For sake of understanding, let’s take a hypothetical example. There are 165 packets that have hit our servers, therefore our ML model starts predicting whether there are any attacks or not. Then Model provides us the analysis in the form of Confusion Matrix, let’s understand what it means:
There were 165 total network packets examined by the ML model in the IDS system, which is been classified in the form of Confusion Matrix as displayed above.
- True Positive: The model predicted 50 packets are safe, and they were actually safe. This was a right prediction as well as positive news for us.
- True Negative: The model predicted 100 packets are malicious, and it was absolutely right. This was a right prediction but negative for us. Well, the security team got to know about the threat on time, which is a great thing.
- False Negative: The prediction was that 5 packets are threatful but actually they were safe. This was a wrong prediction, well the security team has to waste unnecessary time but anyway there was no threat to the servers. This is also known as Type 2 Error.

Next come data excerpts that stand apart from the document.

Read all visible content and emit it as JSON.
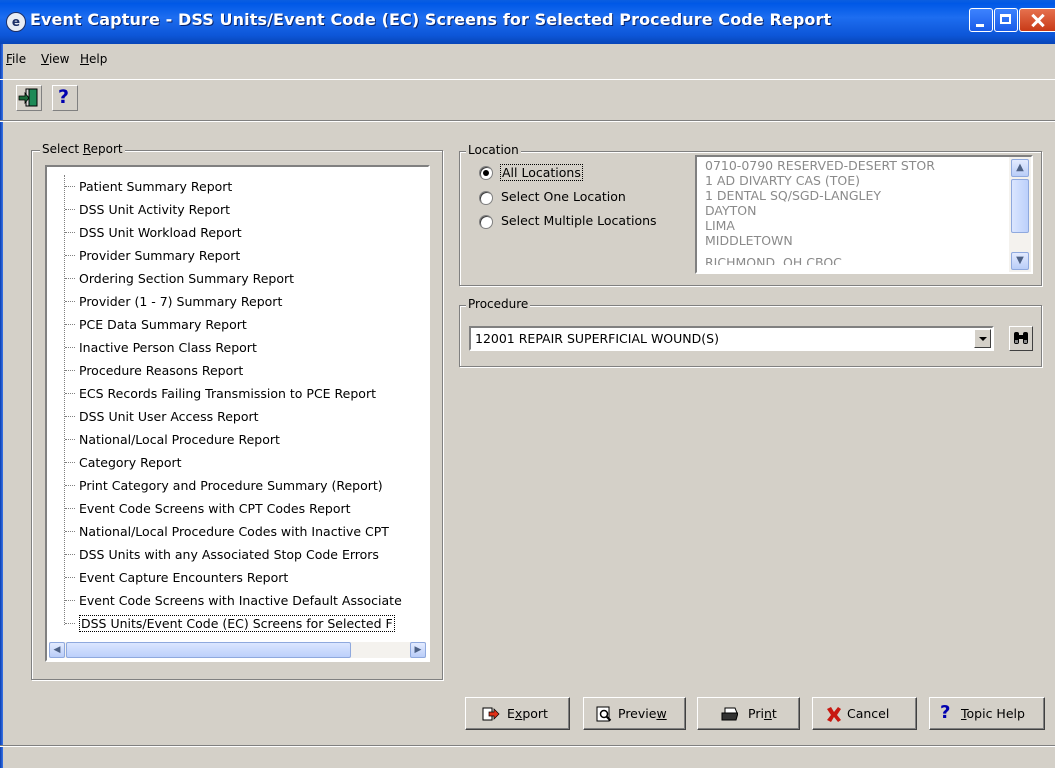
{
  "window": {
    "title": "Event Capture - DSS Units/Event Code (EC) Screens for Selected Procedure Code Report",
    "app_icon_glyph": "e",
    "controls": [
      "minimize",
      "maximize",
      "close"
    ]
  },
  "menu": {
    "items": [
      {
        "label": "File",
        "mnemonic": "F"
      },
      {
        "label": "View",
        "mnemonic": "V"
      },
      {
        "label": "Help",
        "mnemonic": "H"
      }
    ]
  },
  "toolbar": {
    "buttons": [
      {
        "name": "exit",
        "icon": "exit-door-icon"
      },
      {
        "name": "help",
        "icon": "help-question-icon",
        "glyph": "?"
      }
    ]
  },
  "select_report": {
    "legend": "Select Report",
    "items": [
      "Patient Summary Report",
      "DSS Unit Activity Report",
      "DSS Unit Workload Report",
      "Provider Summary Report",
      "Ordering Section Summary Report",
      "Provider (1 - 7) Summary Report",
      "PCE Data Summary Report",
      "Inactive Person Class Report",
      "Procedure Reasons Report",
      "ECS Records Failing Transmission to PCE Report",
      "DSS Unit User Access Report",
      "National/Local Procedure Report",
      "Category Report",
      "Print Category and Procedure Summary (Report)",
      "Event Code Screens with CPT Codes Report",
      "National/Local Procedure Codes with Inactive CPT",
      "DSS Units with any Associated Stop Code Errors",
      "Event Capture Encounters Report",
      "Event Code Screens with Inactive Default Associate",
      "DSS Units/Event Code (EC) Screens for Selected F"
    ],
    "selected_index": 19
  },
  "location": {
    "legend": "Location",
    "options": [
      {
        "label": "All Locations",
        "selected": true
      },
      {
        "label": "Select One Location",
        "selected": false
      },
      {
        "label": "Select Multiple Locations",
        "selected": false
      }
    ],
    "list": [
      "0710-0790 RESERVED-DESERT STOR",
      "1 AD DIVARTY CAS (TOE)",
      "1 DENTAL SQ/SGD-LANGLEY",
      "DAYTON",
      "LIMA",
      "MIDDLETOWN",
      "RICHMOND, OH CBOC"
    ]
  },
  "procedure": {
    "legend": "Procedure",
    "value": "12001  REPAIR SUPERFICIAL WOUND(S)",
    "find_icon": "binoculars-icon"
  },
  "actions": [
    {
      "label": "Export",
      "mnemonic": "x",
      "icon": "export-icon"
    },
    {
      "label": "Preview",
      "mnemonic": "w",
      "icon": "preview-icon"
    },
    {
      "label": "Print",
      "mnemonic": "n",
      "icon": "printer-icon"
    },
    {
      "label": "Cancel",
      "icon": "cancel-x-icon"
    },
    {
      "label": "Topic Help",
      "mnemonic": "T",
      "icon": "help-question-icon"
    }
  ]
}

- False Positive: The model predicted that 10 packets are safe, but actually they were not. This is the most dangerous prediction, as the security team got no alert, but the server was in threat. This is also known as Type 1 Error.
It is important to create the ML model & train it in such a way that the Type 1 and 2 errors should reduce to a minimum, then only full-proof Cybersecurity can be achieved. This is the overview of how Cybersecurity is maintained using machine learning in the real world.
What Confusion Matrix provides us:
We can obtain various things like accuracy, precision, recall, and many more significant values for further analysis through the Confusion matrix.
- Precision: Precision is used to calculate the model’s ability to classify positive values correctly. It is the true positives divided by the total number of predicted positive values.
- Accuracy: Accuracy is used to find the portion of correctly classified values. It tells us how often our classifier is right. It is the sum of all true values divided by total values.
- Sensitivity: It is used to calculate the model’s ability to predict positive values. It is the true positives divided by the total number of actual positive values.
- Misclassification: It is the inability of the system to provide the right predictions. It can be calculated as 1 minus the accuracy OR sum of all the false values divided by the total values.
Similarly, other quantities as specified in tabular format in the figure shown above.
Machine Learning use cases are increasing day by day in all the domains possible, and Cybersecurity is one such domain that is getting benefitted by the advancements in ML. Never before in the past, the detection of threats of cyber attacks was so fast & easy to detect. With more and more enhancement in technologies, Cybercrime is also increasing many folds. Hence, it is the need of the hour to safeguard our community through better & faster threat detection systems.
Thankyou for reading, hope you got to learn something from this!